When art historian Louisa Matthew finished the only economics class she ever took in college, she thought she was done with things like supply and demand. “If you had told me I'd be studying economics after that,” she said, “I would have fainted.”
But Matthew finds herself immersed in economics – the business of art – for her research on paints used by Venetian Renaissance artists.
Her research is chronicled in a recent issue of Science News.
Renaissance paintings from 15th- and 16th-century Venice have long been known for their vivid and glowing colors. But what makes them so?
Matthew had been trying to answer that question in the dusty state archives of Venice, where she pores over nearly-illegible documents handwritten in archaic Italian. One piece of paper, a store inventory from 1534, confirmed her long-held suspicion that the color vendors of the day sold painting supplies to a wide variety of craftspeople who used colorants and related supplies – not just to easel painters but to anonymous painters of furniture, masks, textiles and even the inside and outside walls of houses.

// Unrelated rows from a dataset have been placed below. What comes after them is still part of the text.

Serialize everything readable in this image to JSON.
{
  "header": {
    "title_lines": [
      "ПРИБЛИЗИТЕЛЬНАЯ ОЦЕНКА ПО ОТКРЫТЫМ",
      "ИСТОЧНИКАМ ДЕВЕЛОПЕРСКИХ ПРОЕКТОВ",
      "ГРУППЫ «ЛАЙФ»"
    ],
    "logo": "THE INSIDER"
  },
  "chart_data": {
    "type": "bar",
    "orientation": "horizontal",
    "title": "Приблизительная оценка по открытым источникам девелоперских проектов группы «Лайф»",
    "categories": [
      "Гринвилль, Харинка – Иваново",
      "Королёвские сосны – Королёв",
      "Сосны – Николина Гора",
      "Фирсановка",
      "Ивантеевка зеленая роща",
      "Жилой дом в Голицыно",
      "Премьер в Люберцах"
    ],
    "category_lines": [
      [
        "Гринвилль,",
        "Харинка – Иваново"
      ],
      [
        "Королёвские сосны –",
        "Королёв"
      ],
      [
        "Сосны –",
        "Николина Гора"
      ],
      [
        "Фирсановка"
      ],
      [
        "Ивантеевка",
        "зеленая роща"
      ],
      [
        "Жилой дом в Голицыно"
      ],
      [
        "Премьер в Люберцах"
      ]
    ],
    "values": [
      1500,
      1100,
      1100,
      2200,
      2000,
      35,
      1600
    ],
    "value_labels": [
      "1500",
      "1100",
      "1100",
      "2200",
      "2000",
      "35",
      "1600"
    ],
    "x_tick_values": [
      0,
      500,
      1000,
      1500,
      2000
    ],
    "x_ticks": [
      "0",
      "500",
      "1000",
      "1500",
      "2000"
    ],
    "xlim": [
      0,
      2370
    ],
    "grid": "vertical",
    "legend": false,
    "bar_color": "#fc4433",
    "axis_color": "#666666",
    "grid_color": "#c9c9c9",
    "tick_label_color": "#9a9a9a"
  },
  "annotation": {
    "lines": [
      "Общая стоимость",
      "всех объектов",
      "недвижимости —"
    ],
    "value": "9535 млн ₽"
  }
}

The discovered document spurred Matthew's colleague Barbara Berrie, a conservation scientist at the National Gallery in Washington, to take another look at some paint samples from works by Venetian artists. She discovered glass particles mixed with the paint, which seem to have been used for a variety of purposes: as paint extender, dryer and perhaps to add luster to paint colors.
“I hypothesized from the beginning that shops were patronized by all sorts of craftspeople – glassmakers, dyers, masons and gondola painters,” Matthew said. “Now we can talk about Venice as a nexus for sharing ideas and teaching across professions.”
Teaching across professions is nothing new to Matthew. She has long called on colleagues from across campus to help in her work. “I understand how exciting these connections are,” she said. “That's what's great about teaching here.”
Matthew has team taught a course — and hike — on the Camino de Santiago, a 1,000-year-old pilgrimage route in Spain, with Prof. Victoria Martinez of modern languages; and a course on Renaissance Florence with Prof. Steve Sargent of history. She is planning a new GenEd course on the science of art conservation with colleagues in the chemistry department.